Holy Torture: Desire, Cruelty, Power and Religion in 1960s-70s Cinema

The 1960s-70s saw copious amounts of on-screen self-flagellation, brutal witch-hunting, delirious possessions and sadistic exorcisms, culminating into the so-called ‘nunsploitation’ genre. Beyond the desire to shock and titillate, many of these films, most notably Ken Russell’s The Devils (1971), were part of the time’s questioning of all power structures, pitching repressive, corrupt and hypocritical religious authorities against individual freedom and morality. In particular, films such as Gianfranco Mingozzi’s Flavia the Heretic (1974) denounced the oppression of women in patriarchal society, and pictured their revolt through disobedience and deviant sexuality.

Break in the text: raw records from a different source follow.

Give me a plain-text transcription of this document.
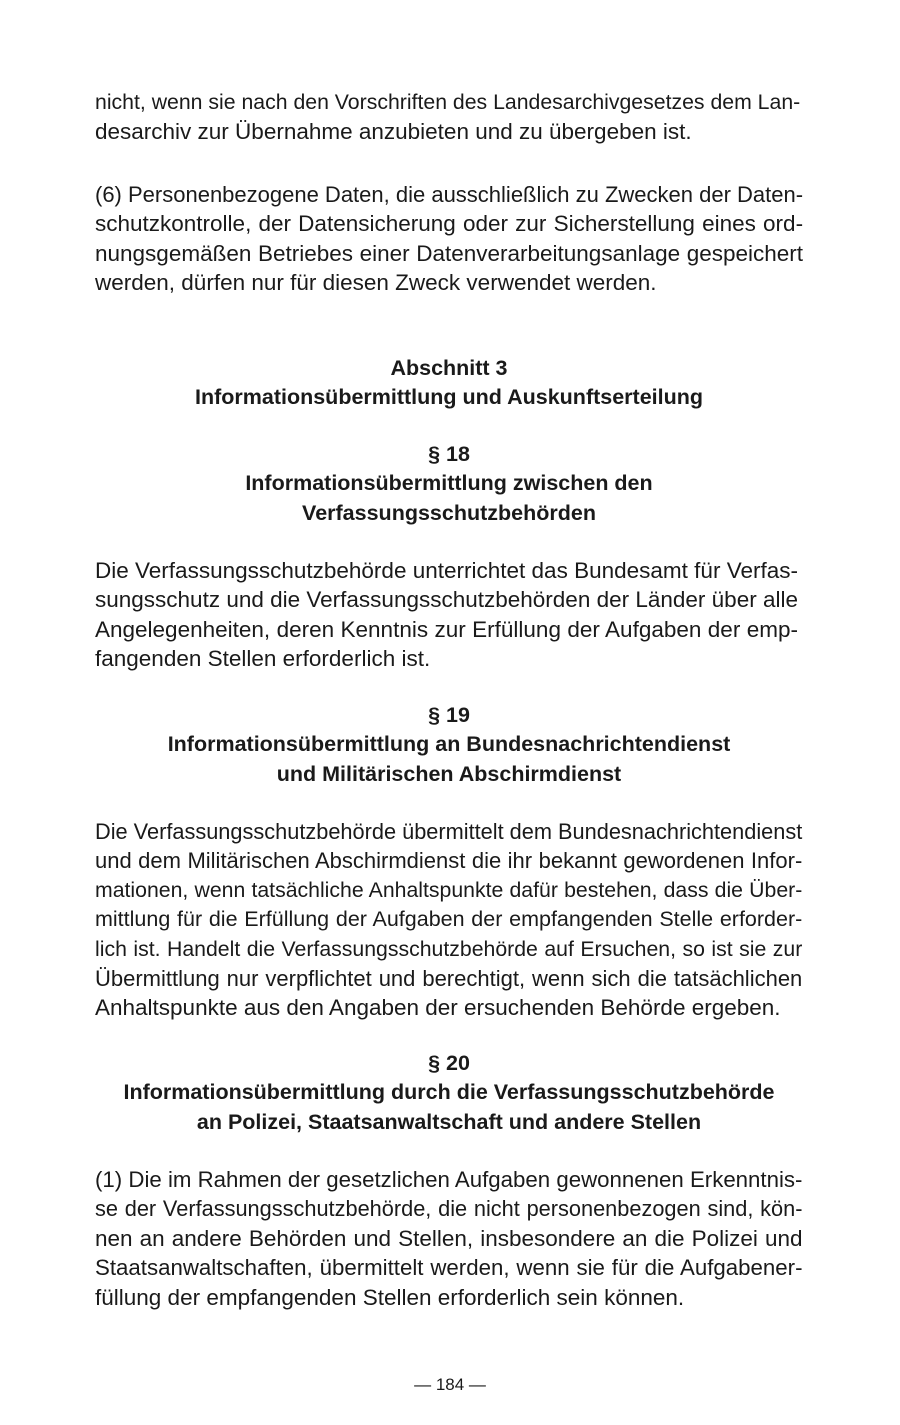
nicht, wenn sie nach den Vorschriften des Landesarchivgesetzes dem Lan-
desarchiv zur Übernahme anzubieten und zu übergeben ist.
(6) Personenbezogene Daten, die ausschließlich zu Zwecken der Daten-
schutzkontrolle, der Datensicherung oder zur Sicherstellung eines ord-
nungsgemäßen Betriebes einer Datenverarbeitungsanlage gespeichert
werden, dürfen nur für diesen Zweck verwendet werden.
Abschnitt 3
Informationsübermittlung und Auskunftserteilung
§ 18
Informationsübermittlung zwischen den
Verfassungsschutzbehörden
Die Verfassungsschutzbehörde unterrichtet das Bundesamt für Verfas-
sungsschutz und die Verfassungsschutzbehörden der Länder über alle
Angelegenheiten, deren Kenntnis zur Erfüllung der Aufgaben der emp-
fangenden Stellen erforderlich ist.
§ 19
Informationsübermittlung an Bundesnachrichtendienst
und Militärischen Abschirmdienst
Die Verfassungsschutzbehörde übermittelt dem Bundesnachrichtendienst
und dem Militärischen Abschirmdienst die ihr bekannt gewordenen Infor-
mationen, wenn tatsächliche Anhaltspunkte dafür bestehen, dass die Über-
mittlung für die Erfüllung der Aufgaben der empfangenden Stelle erforder-
lich ist. Handelt die Verfassungsschutzbehörde auf Ersuchen, so ist sie zur
Übermittlung nur verpflichtet und berechtigt, wenn sich die tatsächlichen
Anhaltspunkte aus den Angaben der ersuchenden Behörde ergeben.
§ 20
Informationsübermittlung durch die Verfassungsschutzbehörde
an Polizei, Staatsanwaltschaft und andere Stellen
(1) Die im Rahmen der gesetzlichen Aufgaben gewonnenen Erkenntnis-
se der Verfassungsschutzbehörde, die nicht personenbezogen sind, kön-
nen an andere Behörden und Stellen, insbesondere an die Polizei und
Staatsanwaltschaften, übermittelt werden, wenn sie für die Aufgabener-
füllung der empfangenden Stellen erforderlich sein können.
— 184 —
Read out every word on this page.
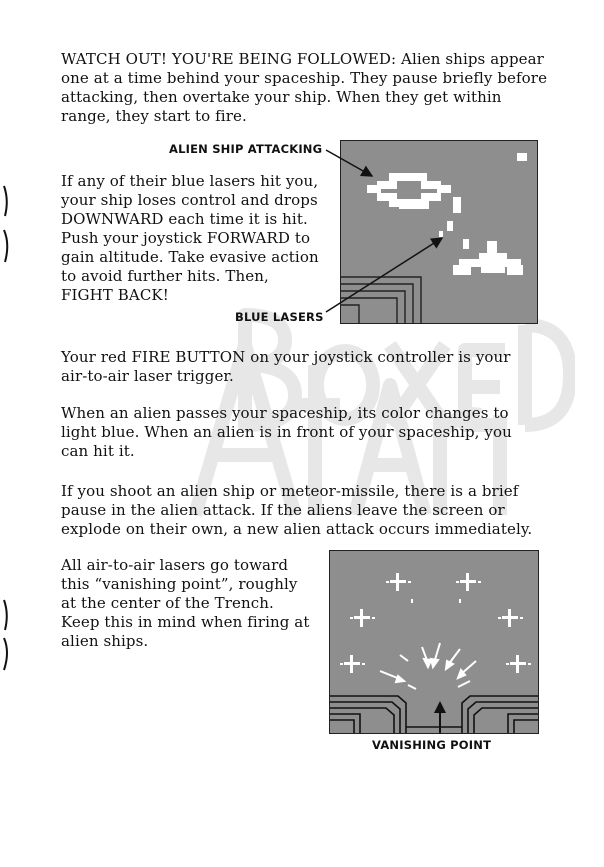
WATCH OUT! YOU'RE BEING FOLLOWED: Alien ships appear one at a time behind your spaceship. They pause briefly before attacking, then overtake your ship. When they get within range, they start to fire.

If any of their blue lasers hit you, your ship loses control and drops DOWNWARD each time it is hit. Push your joystick FORWARD to gain altitude. Take evasive action to avoid further hits. Then, FIGHT BACK!

ALIEN SHIP ATTACKING
BLUE LASERS

Your red FIRE BUTTON on your joystick controller is your air-to-air laser trigger.

When an alien passes your spaceship, its color changes to light blue. When an alien is in front of your spaceship, you can hit it.

If you shoot an alien ship or meteor-missile, there is a brief pause in the alien attack. If the aliens leave the screen or explode on their own, a new alien attack occurs immediately.

All air-to-air lasers go toward this “vanishing point”, roughly at the center of the Trench. Keep this in mind when firing at alien ships.

VANISHING POINT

This deviant sexuality was also sometimes part of an alternative form of worship connected to natural forces, as in Juan López Moctezuma’s Alucarda (1977). For Moctezuma, as for his fellow Panique associate Alejandro Jodorowsky, spiritual initiation involved an element of violence, although not the same kind of violence as that of the Catholic Church, as depicted in many of these films. The lecture will explore the various ways in which desire, cruelty, power and religion are configured in the cinema of the period.

Lecture delivered at The Miskatonic Institute of Horror Studies – London, The Horse Hospital, 14 April 2016.